Em segundo lugar, temos aí as consequências diretas sobre o jovem movimento operário brasileiro. Não sofremos, no Brasil, uma influência visível nem da Primeira nem da Segunda Internacional. Somos filhos legítimos da Internacional Comunista, que ajudou a formar o PCB com quadros em sua maioria vindos do anarquismo. As tradições ainda se fizeram sentir por muito tempo, mas dentro da disciplina da Internacional que foi acatada. Se tomarmos a história do PCB, vemos o reflexo da história da Comintern projetada sobre um país subdesenvolvido. O PCB, fundado em 1922, já durante a situação pós-revolucionária, precisou de alguns anos para se firmar e tomar corpo. Logo em seguida veio o curso ultra-esquerdista da Comintern, que encontrou a sua versão nacional sob a forma do "obreirismo" (para a satisfação dos velhos anarquistas). O agravamento do ultra-esquerdismo, o "social-fascismo", etc., teve como consequência uma maior acentuação do sectarismo nacional, que ia da dissolução do "bloco operário-camponês" até o abstencionismo na Revolução de 1930, sob o pretexto de se tratar de um conflito "interimperialista". A mudança da Internacional para a Linha da "Frente Popular" e do apoio às burguesias progressistas, virou no Brasil "Aliança Nacional Libertadora", que na prática abriu as portas do partido aos aliados pequeno-burgueses sob a égide de Prestes. Durante a guerra, setores do partido começaram a apoiar as forças "progressistas o anti-fascistas" no seio do governo Vargas. As tentativas de Stalin de conservar a aliança com os anglo- saxões no pós-guerra foram apoiadas eficientemente por Luiz Carlos Prestes, quando apertou a mão do embaixador norte-americano em praça pública, mas o partido descobriu a existência do inimigo principal com o início da guerra fria. O "Manifesto de Agosto" coincide com os temores do governo soviético de uma próxima Terceira Guerra Mundial e a volta de Prestes, em 1958, se dá novamente sob o signo da "coexistência pacífica", a ponto do Partido se recusar a participar de manifestações contra a visita de Eisenhower ao Brasil. E todas essas fases, voltas e reviravoltas, ajudaram a forjar e deformar o proletariado brasileiro e seus expoentes políticos.

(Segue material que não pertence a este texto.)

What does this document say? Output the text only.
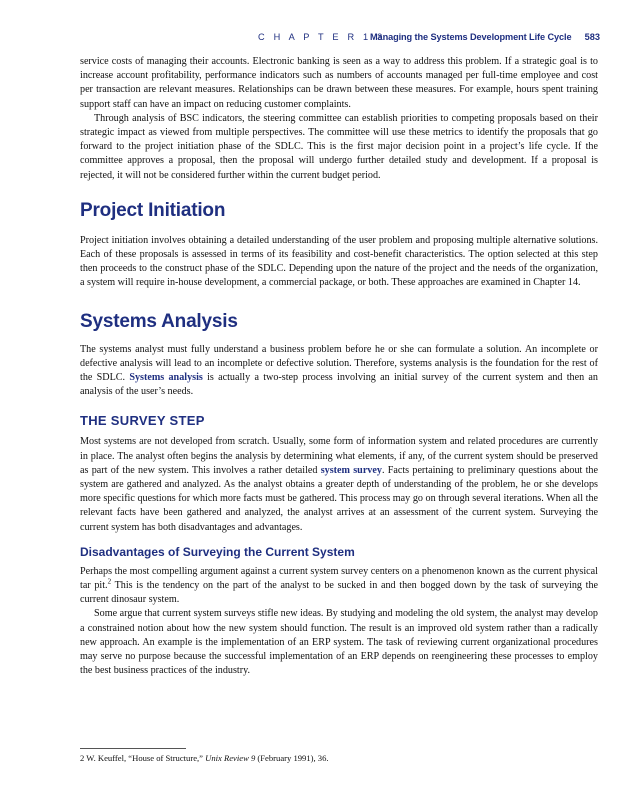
C H A P T E R 1 3
Managing the Systems Development Life Cycle 583

service costs of managing their accounts. Electronic banking is seen as a way to address this problem. If a strategic goal is to increase account profitability, performance indicators such as numbers of accounts managed per full-time employee and cost per transaction are relevant measures. Relationships can be drawn between these measures. For example, hours spent training support staff can have an impact on reducing customer complaints.

Through analysis of BSC indicators, the steering committee can establish priorities to competing proposals based on their strategic impact as viewed from multiple perspectives. The committee will use these metrics to identify the proposals that go forward to the project initiation phase of the SDLC. This is the first major decision point in a project’s life cycle. If the committee approves a proposal, then the proposal will undergo further detailed study and development. If a proposal is rejected, it will not be considered further within the current budget period.

Project Initiation

Project initiation involves obtaining a detailed understanding of the user problem and proposing multiple alternative solutions. Each of these proposals is assessed in terms of its feasibility and cost-benefit characteristics. The option selected at this step then proceeds to the construct phase of the SDLC. Depending upon the nature of the project and the needs of the organization, a system will require in-house development, a commercial package, or both. These approaches are examined in Chapter 14.

Systems Analysis

The systems analyst must fully understand a business problem before he or she can formulate a solution. An incomplete or defective analysis will lead to an incomplete or defective solution. Therefore, systems analysis is the foundation for the rest of the SDLC. Systems analysis is actually a two-step process involving an initial survey of the current system and then an analysis of the user’s needs.

THE SURVEY STEP

Most systems are not developed from scratch. Usually, some form of information system and related procedures are currently in place. The analyst often begins the analysis by determining what elements, if any, of the current system should be preserved as part of the new system. This involves a rather detailed system survey. Facts pertaining to preliminary questions about the system are gathered and analyzed. As the analyst obtains a greater depth of understanding of the problem, he or she develops more specific questions for which more facts must be gathered. This process may go on through several iterations. When all the relevant facts have been gathered and analyzed, the analyst arrives at an assessment of the current system. Surveying the current system has both disadvantages and advantages.

Disadvantages of Surveying the Current System

Perhaps the most compelling argument against a current system survey centers on a phenomenon known as the current physical tar pit.$^2$ This is the tendency on the part of the analyst to be sucked in and then bogged down by the task of surveying the current dinosaur system.

Some argue that current system surveys stifle new ideas. By studying and modeling the old system, the analyst may develop a constrained notion about how the new system should function. The result is an improved old system rather than a radically new approach. An example is the implementation of an ERP system. The task of reviewing current organizational procedures may serve no purpose because the successful implementation of an ERP depends on reengineering these processes to employ the best business practices of the industry.

2 W. Keuffel, “House of Structure,” Unix Review 9 (February 1991), 36.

Não podemos, certamente, afirmar que a política mundial não nos afeta "em casa". E não podemos igualmente querer solucionar os nossos problemas ignorando os problemas globais da revolução mundial. O passado pesa, enquanto não for superado, mas só será superado na medida em que aprendemos a experiência.

Para aprender a experiência, é preciso compreender, por exemplo, porque a Internacional Comunista, fundada justamente para combater e superar o reformismo da Segunda Internacional, vinte anos depois acabou do maneira inglória como neo-reformista e que partidos inteiros tomaram o mesmo rumo. Claro que há os fatos da subordinação da Internacional à política externa soviética, que foi um dos traços essenciais do stalinismo. Mas as afamadas palavras de Stalin: — "já que essa gente não faz revolução nem em mil anos, que faça alguma coisa para nós pelo dinheiro que recebem" — são expressão de uma situação extrema, de plena degenerescência de um movimento revolucionário. O problema é: como chegaram ao ponto de degenerar assim? Como é que, de um estado-maior da revolução mundial se transformaram em simples instrumento da política externa da União Soviética?

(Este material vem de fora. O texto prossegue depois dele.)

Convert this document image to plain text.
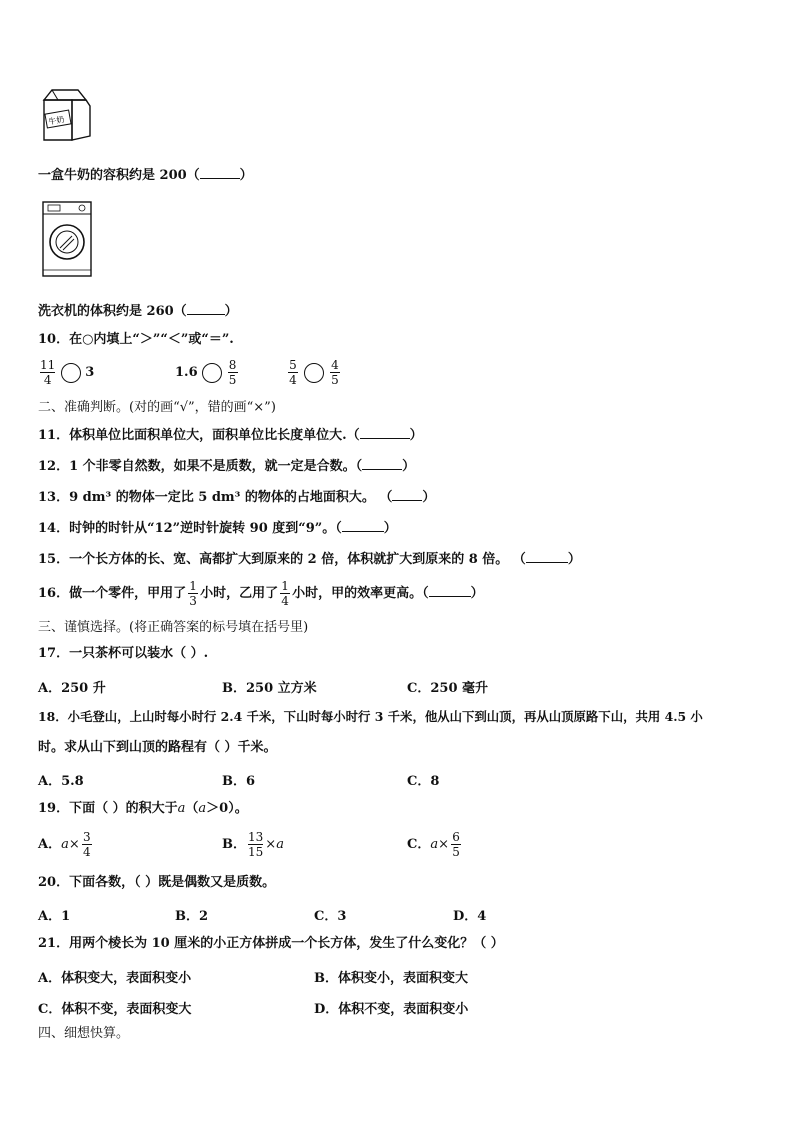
牛奶
一盒牛奶的容积约是 200（	）
洗衣机的体积约是 260（	）
10．在○内填上“＞”“＜”或“＝”.
$\frac{11}{4} 3$	1.6	$\frac{8}{5}$	$\frac{5}{4}$	$\frac{4}{5}$
二、准确判断。(对的画“√”，错的画“×”)
11．体积单位比面积单位大，面积单位比长度单位大.（	）
12．1 个非零自然数，如果不是质数，就一定是合数。（	）
13．9 dm³ 的物体一定比 5 dm³ 的物体的占地面积大。 （ ）
14．时钟的时针从“12”逆时针旋转 90 度到“9”。（	）
15．一个长方体的长、宽、高都扩大到原来的 2 倍，体积就扩大到原来的 8 倍。 （	）
16．做一个零件，甲用了 $\frac{1}{3}$ 小时，乙用了 $\frac{1}{4}$ 小时，甲的效率更高。（	）
三、谨慎选择。(将正确答案的标号填在括号里)
17．一只茶杯可以装水（ ）.
A．250 升	B．250 立方米	C．250 毫升
18．小毛登山，上山时每小时行 2.4 千米，下山时每小时行 3 千米，他从山下到山顶，再从山顶原路下山，共用 4.5 小
时。求从山下到山顶的路程有（ ）千米。
A．5.8	B．6	C．8
19．下面（ ）的积大于a（a＞0）。
A．$a\times \frac{3}{4}$	B． $\frac{13}{15} \times a$	C．$a\times \frac{6}{5}$
20．下面各数，（ ）既是偶数又是质数。
A．1	B．2	C．3	D．4
21．用两个棱长为 10 厘米的小正方体拼成一个长方体，发生了什么变化？（ ）
A．体积变大，表面积变小	B．体积变小，表面积变大
C．体积不变，表面积变大	D．体积不变，表面积变小
四、细想快算。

Há um fenômeno novo nas lutas de classes internacionais. Um fenômeno que Lênin já tinha visto, mas que com todo seu impacto é produto da época pós-leninista. Trata-se das relações entre os países, onde o proletariado já tomou o poder e o proletariado dos países capitalistas, onde o proletariado ainda luta pelo poder. Seus interesses e pontos de vista não coincidem sempre, mesmo quando se trata de dois fatores revolucionários — e aí abstraímos o caos extremo da política soviética durante e depois de Stalin.

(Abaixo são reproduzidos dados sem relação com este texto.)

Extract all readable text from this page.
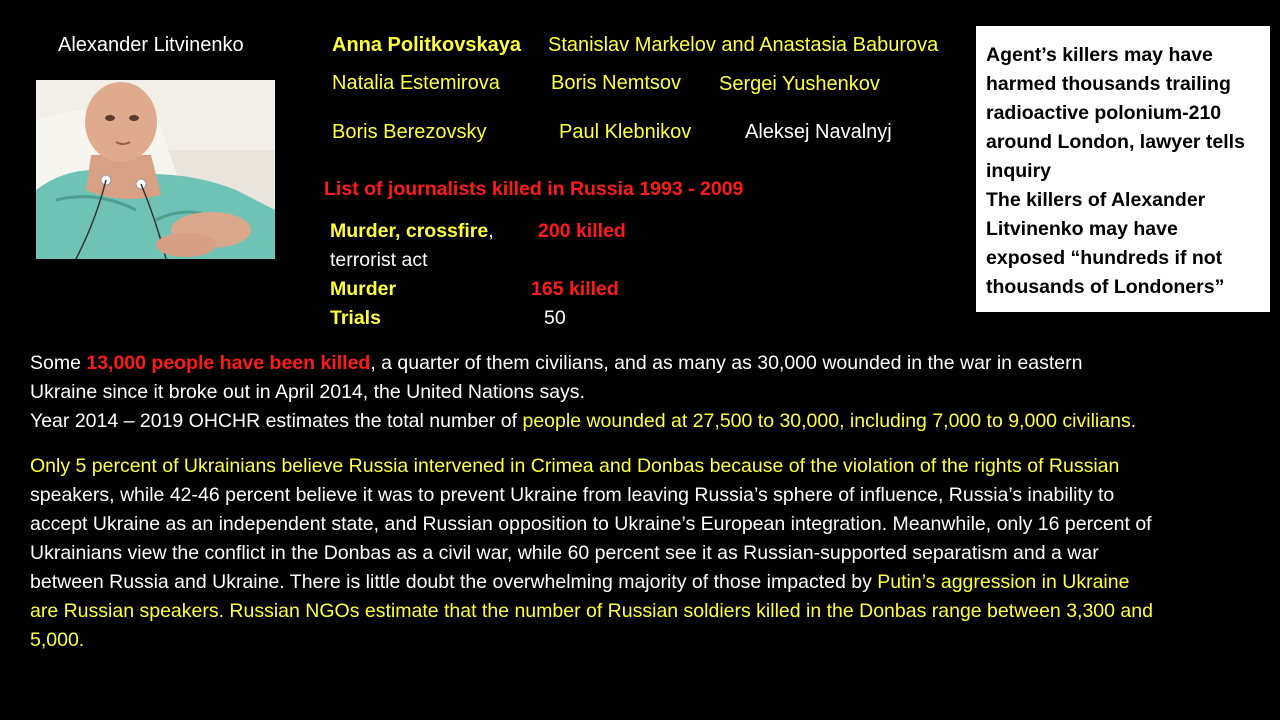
Alexander Litvinenko	Anna Politkovskaya Stanislav Markelov and Anastasia Baburova
Natalia Estemirova	Boris Nemtsov Sergei Yushenkov
Boris Berezovsky	Paul Klebnikov	Aleksej Navalnyj
List of journalists killed in Russia 1993 - 2009
Murder, crossfire, 200 killed
terrorist act
Murder	165 killed
Trials	50

Agent’s killers may have

harmed thousands trailing

radioactive polonium-210

around London, lawyer tells

inquiry

The killers of Alexander

Litvinenko may have

exposed “hundreds if not

thousands of Londoners”

Some 13,000 people have been killed, a quarter of them civilians, and as many as 30,000 wounded in the war in eastern

Ukraine since it broke out in April 2014, the United Nations says.

Year 2014 – 2019 OHCHR estimates the total number of people wounded at 27,500 to 30,000, including 7,000 to 9,000 civilians.

Only 5 percent of Ukrainians believe Russia intervened in Crimea and Donbas because of the violation of the rights of Russian

speakers, while 42-46 percent believe it was to prevent Ukraine from leaving Russia’s sphere of influence, Russia’s inability to

accept Ukraine as an independent state, and Russian opposition to Ukraine’s European integration. Meanwhile, only 16 percent of

Ukrainians view the conflict in the Donbas as a civil war, while 60 percent see it as Russian-supported separatism and a war

between Russia and Ukraine. There is little doubt the overwhelming majority of those impacted by Putin’s aggression in Ukraine

are Russian speakers. Russian NGOs estimate that the number of Russian soldiers killed in the Donbas range between 3,300 and

5,000.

Em primeiro lugar, há a tendência de toda revolução vitoriosa de ver a revolução mundial como continuação da própria. Isso é compreensível, pois os revolucionários vitoriosos se inclinam a generalizar sua experiência e as condições de luta que as formou. O fenômeno tem a sua complementação natural na atitude das novas gerações de revolucionários nos países capitalistas as quais começam a querer copiar o processo revolucionário vitorioso, que "deu certo". Quando, depois de algum tempo, sacrifícios e desgastes, se descobre que as meras cópias e imitações "não deram certo”, vemos facilmente a tendência oposta de jogar fora "a experiência revolucionária", que é identificada com o "marxismo-leninismo", começar experiências pragmáticas, ou se adaptar ao ambiente dominante, que geralmente é reformista. Não há dúvida que esse fenômeno facilitou a decadência da Comintern.

Em segundo lugar, há a tendência inerente aos governos revolucionários de identificar suas necessidades e perspectivas com as existentes nos processos revolucionários dos países capitalistas. Esta existiu claramente nos primeiros anos da Rússia revolucionária quando o problema principal consistia em romper o isolamento da República Soviética e quando "revolução mundial" significava ajuda do proletariado ocidental ao Estado Operário. Tal atitude foi responsável pela análise errada da situação na Polônia, a qual tinha provocado a marcha à Varsóvia, em 1921, e foi igualmente responsável pelas experiências com o "Outubro Alemão", em 1923, quando todas as facções do Partido russo insistiram em que a situação na Alemanha estaria "madura".

Esse fenômeno não pertence ao passado. Não há dúvidas que experiências que os dirigentes cubanos fazem há uma década com o movimento revolucionário no Continente, deve-se à sua ânsia de romper o isolamento do socialismo cubano no Continente, diminuir a sua dependência da ajuda material da União Soviética e vencer os pontos de estrangulamento econômicos e sociais. Os seus constantes apelos à "luta armada", em todas as circunstâncias, refletem de um lado a tendência da generalização da própria experiência e, de outro, a procura de soluções "mais rápidas".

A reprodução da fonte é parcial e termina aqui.